Todos
os dias, impreterivelmente, revestia o corpo com touca, máscara, protetor
facial, avental e luvas descartáveis antes de iniciar seu trabalho. O espírito,
no entanto, estava vacilante...Alguns dias, aparecia em traje mais formal,
cheio de coragem e ânimo. Em outros, parecia despido, deixando à mostra toda a
fragilidade e insegurança em lidar com uma doença tão devastadora.

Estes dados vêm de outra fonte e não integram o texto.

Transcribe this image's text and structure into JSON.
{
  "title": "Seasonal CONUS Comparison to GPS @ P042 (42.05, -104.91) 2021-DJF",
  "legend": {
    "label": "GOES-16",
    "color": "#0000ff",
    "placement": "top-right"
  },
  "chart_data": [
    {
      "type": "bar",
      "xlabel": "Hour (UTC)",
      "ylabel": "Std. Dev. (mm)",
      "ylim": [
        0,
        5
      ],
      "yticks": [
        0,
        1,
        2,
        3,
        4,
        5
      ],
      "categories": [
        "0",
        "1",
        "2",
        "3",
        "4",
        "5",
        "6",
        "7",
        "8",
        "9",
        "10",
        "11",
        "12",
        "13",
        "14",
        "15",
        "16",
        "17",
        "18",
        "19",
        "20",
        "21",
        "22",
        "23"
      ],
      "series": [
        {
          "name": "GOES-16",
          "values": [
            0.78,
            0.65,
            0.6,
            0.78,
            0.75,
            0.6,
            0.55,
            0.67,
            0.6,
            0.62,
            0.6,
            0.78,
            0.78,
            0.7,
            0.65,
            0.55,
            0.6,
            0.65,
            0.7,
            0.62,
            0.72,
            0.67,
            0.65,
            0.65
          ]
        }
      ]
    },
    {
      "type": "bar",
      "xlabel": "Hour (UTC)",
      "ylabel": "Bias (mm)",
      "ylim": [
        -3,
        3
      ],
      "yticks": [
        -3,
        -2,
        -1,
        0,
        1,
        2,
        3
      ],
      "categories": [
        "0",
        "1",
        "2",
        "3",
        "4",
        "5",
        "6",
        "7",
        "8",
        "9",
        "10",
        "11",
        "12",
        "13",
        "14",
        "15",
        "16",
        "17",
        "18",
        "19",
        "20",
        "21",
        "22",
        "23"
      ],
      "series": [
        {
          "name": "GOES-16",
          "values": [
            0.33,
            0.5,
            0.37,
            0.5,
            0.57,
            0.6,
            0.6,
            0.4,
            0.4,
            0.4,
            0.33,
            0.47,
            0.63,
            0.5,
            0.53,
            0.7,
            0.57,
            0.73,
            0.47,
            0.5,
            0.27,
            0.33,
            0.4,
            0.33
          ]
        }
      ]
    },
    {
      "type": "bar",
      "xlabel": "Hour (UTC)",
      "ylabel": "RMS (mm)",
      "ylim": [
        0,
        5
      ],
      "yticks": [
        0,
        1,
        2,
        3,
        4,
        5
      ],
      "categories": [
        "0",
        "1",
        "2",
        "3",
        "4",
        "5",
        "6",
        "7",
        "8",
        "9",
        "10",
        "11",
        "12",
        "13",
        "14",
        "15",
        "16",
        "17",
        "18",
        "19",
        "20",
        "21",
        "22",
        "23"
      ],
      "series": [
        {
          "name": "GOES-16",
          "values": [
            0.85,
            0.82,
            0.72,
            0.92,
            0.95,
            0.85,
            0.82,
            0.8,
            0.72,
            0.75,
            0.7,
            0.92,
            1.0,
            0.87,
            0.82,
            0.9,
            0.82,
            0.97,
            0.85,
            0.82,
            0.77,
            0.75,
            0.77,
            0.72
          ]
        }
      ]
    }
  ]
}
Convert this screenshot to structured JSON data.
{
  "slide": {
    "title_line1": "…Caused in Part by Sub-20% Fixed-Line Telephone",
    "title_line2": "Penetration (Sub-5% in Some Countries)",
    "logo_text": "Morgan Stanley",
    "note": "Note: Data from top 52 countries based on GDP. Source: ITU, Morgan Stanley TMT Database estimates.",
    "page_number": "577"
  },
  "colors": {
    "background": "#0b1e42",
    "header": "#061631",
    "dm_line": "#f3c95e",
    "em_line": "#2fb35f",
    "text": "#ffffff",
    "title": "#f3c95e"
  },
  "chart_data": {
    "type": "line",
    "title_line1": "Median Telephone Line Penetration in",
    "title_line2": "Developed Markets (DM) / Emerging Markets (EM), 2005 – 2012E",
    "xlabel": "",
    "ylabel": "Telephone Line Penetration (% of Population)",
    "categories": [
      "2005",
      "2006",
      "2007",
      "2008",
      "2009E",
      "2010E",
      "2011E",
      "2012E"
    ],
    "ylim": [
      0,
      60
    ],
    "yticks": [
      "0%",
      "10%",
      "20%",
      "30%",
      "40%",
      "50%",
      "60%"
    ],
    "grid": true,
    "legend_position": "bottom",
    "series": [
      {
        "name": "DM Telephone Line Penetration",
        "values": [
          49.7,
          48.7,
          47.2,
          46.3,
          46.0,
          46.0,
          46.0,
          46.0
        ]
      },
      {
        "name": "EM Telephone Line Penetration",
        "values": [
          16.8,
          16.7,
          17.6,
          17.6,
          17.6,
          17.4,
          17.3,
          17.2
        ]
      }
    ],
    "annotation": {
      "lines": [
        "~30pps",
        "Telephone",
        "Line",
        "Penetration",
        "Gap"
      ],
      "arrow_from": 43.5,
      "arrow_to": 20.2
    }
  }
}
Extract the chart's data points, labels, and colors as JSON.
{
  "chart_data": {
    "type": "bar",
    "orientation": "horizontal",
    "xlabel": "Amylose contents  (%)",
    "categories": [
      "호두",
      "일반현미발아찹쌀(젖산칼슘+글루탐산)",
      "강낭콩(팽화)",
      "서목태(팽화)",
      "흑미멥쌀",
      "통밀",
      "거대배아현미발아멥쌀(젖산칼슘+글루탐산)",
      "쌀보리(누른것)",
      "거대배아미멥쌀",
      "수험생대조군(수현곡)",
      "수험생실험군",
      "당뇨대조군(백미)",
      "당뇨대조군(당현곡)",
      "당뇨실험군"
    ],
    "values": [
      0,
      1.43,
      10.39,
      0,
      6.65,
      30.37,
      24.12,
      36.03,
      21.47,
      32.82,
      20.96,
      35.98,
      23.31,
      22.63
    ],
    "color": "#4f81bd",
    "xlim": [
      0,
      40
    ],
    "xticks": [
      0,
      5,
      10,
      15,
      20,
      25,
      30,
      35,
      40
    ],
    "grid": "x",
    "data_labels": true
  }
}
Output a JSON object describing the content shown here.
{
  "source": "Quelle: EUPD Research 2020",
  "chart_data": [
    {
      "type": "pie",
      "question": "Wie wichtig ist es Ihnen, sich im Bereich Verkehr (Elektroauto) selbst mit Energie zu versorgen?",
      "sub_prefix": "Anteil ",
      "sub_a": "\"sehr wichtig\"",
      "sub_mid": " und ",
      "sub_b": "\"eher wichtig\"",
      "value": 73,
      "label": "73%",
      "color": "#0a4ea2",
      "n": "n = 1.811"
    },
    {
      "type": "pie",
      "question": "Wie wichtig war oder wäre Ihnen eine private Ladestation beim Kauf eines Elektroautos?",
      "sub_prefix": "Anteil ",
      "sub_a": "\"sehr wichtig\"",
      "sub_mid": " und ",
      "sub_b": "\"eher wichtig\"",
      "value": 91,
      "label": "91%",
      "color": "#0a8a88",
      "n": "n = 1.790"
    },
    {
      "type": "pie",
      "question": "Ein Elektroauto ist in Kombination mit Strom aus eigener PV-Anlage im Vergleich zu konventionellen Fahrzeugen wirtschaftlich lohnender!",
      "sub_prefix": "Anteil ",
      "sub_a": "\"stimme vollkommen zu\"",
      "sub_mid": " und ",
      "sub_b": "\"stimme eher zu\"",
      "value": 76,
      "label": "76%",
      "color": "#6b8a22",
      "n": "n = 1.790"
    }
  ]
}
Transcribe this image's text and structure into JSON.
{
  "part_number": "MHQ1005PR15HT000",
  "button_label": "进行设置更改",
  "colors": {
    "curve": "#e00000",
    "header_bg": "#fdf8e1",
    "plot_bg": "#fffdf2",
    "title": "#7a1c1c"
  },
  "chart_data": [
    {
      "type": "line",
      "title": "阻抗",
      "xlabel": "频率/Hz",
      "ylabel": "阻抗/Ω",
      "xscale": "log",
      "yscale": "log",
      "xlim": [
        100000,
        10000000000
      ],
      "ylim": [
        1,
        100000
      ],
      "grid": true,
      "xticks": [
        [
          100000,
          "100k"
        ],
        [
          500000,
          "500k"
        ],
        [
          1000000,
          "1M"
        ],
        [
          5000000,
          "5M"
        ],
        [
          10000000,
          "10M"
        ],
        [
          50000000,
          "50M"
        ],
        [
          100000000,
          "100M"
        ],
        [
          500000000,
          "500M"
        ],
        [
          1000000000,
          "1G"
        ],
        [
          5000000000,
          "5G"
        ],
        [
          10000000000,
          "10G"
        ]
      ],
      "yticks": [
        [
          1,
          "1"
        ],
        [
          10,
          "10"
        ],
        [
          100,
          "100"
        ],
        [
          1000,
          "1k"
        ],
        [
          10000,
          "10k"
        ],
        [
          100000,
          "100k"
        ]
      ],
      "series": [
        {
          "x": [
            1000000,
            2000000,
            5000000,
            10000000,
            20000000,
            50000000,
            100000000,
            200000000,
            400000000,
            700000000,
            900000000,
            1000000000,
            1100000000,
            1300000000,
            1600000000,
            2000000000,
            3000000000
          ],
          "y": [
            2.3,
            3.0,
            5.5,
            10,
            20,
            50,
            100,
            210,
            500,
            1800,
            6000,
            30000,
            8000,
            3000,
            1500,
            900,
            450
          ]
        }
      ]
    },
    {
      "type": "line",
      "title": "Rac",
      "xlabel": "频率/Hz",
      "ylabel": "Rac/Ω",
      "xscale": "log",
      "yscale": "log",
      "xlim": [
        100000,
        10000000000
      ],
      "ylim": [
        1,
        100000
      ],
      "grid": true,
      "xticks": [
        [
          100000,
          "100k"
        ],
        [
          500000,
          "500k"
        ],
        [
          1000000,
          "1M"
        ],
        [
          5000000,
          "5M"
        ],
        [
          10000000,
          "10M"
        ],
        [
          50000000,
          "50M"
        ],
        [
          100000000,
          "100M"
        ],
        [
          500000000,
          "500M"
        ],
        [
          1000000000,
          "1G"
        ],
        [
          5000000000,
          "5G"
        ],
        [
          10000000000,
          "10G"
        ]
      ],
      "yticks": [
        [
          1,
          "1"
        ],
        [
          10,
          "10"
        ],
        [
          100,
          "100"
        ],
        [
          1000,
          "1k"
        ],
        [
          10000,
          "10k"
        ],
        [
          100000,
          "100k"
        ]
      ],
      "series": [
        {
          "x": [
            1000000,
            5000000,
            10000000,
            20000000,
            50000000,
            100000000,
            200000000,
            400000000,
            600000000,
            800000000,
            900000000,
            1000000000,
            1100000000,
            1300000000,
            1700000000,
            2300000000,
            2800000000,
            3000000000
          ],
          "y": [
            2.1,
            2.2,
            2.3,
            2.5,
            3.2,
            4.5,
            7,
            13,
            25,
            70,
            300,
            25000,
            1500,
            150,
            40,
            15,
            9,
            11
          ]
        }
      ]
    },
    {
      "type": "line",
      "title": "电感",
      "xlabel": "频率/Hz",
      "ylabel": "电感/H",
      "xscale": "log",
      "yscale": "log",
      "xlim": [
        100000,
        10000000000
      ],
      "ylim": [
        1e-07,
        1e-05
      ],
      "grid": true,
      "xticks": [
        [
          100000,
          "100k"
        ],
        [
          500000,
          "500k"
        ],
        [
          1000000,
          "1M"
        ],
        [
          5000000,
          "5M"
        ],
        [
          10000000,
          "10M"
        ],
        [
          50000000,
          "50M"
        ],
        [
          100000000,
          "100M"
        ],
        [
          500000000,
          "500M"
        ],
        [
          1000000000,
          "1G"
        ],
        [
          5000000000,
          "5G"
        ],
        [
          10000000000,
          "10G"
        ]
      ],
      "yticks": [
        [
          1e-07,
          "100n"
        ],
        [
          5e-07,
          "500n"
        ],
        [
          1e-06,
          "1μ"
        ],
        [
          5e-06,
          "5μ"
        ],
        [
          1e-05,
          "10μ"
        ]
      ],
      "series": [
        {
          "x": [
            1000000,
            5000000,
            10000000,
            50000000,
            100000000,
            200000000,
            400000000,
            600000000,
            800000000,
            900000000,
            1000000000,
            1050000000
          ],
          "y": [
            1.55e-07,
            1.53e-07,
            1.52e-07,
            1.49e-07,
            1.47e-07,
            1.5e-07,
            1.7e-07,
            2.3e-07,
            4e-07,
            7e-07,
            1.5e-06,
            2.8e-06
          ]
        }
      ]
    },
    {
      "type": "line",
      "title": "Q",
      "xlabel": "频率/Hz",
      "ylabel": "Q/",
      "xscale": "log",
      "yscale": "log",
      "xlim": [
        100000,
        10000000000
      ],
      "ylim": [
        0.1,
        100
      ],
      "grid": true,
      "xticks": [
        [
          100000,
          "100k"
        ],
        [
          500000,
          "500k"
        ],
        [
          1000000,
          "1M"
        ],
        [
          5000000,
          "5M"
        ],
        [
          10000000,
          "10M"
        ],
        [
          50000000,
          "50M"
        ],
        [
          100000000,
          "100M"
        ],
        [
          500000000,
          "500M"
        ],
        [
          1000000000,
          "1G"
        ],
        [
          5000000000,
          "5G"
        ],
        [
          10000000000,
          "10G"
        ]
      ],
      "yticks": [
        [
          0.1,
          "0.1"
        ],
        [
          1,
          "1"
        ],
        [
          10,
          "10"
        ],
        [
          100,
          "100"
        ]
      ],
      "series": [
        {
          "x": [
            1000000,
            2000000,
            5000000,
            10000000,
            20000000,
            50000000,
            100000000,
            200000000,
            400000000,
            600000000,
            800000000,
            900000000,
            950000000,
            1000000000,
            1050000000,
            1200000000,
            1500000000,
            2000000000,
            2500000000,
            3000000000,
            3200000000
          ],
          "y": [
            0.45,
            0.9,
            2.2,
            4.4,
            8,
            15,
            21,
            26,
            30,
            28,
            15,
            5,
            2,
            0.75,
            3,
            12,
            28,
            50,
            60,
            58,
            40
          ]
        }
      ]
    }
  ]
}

Quase irreconhecível, foi questionada por
uma paciente sobre o motivo daquele atendimento tão distante e frio. Caiu em
si, e sentiu-se envergonhada diante da constatação de que seu cuidado, sempre tão
vivo, tão afetuoso, estava morto. Explicou a necessidade de manter aquela
conduta de afastamento, assegurando que em breve voltaria a tratá-la com a espontaneidade
de sempre, embora em seu íntimo não estivesse convencida disso...
Tinha
conhecimento dos amigos adoecidos, e o exemplo dos colegas que resistiam,
abandonando suas casas e famílias para dedicar-se a ajudar a quem precisava, e
continuava dia após dia em seu penar.
Pouco
adiantava agarrar-se às notícias positivas vinculadas na mídia, pois o alívio ia
embora em fração de segundos, como se seguisse o deslizar dos dedos na tela do
celular. Logo em seguida, a sensação de impotência novamente ganhava forma
diante de números assustadores de óbitos, e deixava os pensamentos turvos.
No entanto, seu senso de justiça insistia
em ser superior ao seu temor, e ela repugnava a conduta de quem se valia de
inúmeras estratégias para se esquivar do atendimento a pessoas sintomáticas.
Assim, seguia no front da pandemia, o
maior desafio de sua trajetória profissional até então, optando pela coragem,
pois não suportaria relembrar esses momentos sob o peso da desonra da covardia...
"Se me der um beijo eu gosto/ Se me der um tapa eu brigo/ Se me der um grito não calo/Se mandar calar mais eu falo./ Mas se me der a mão, claro, aperto/ Se for franco, direto e aberto/Tô contigo amigo e não abro/ Vamos ver o diabo de perto..." Recado, Gonzaguinha.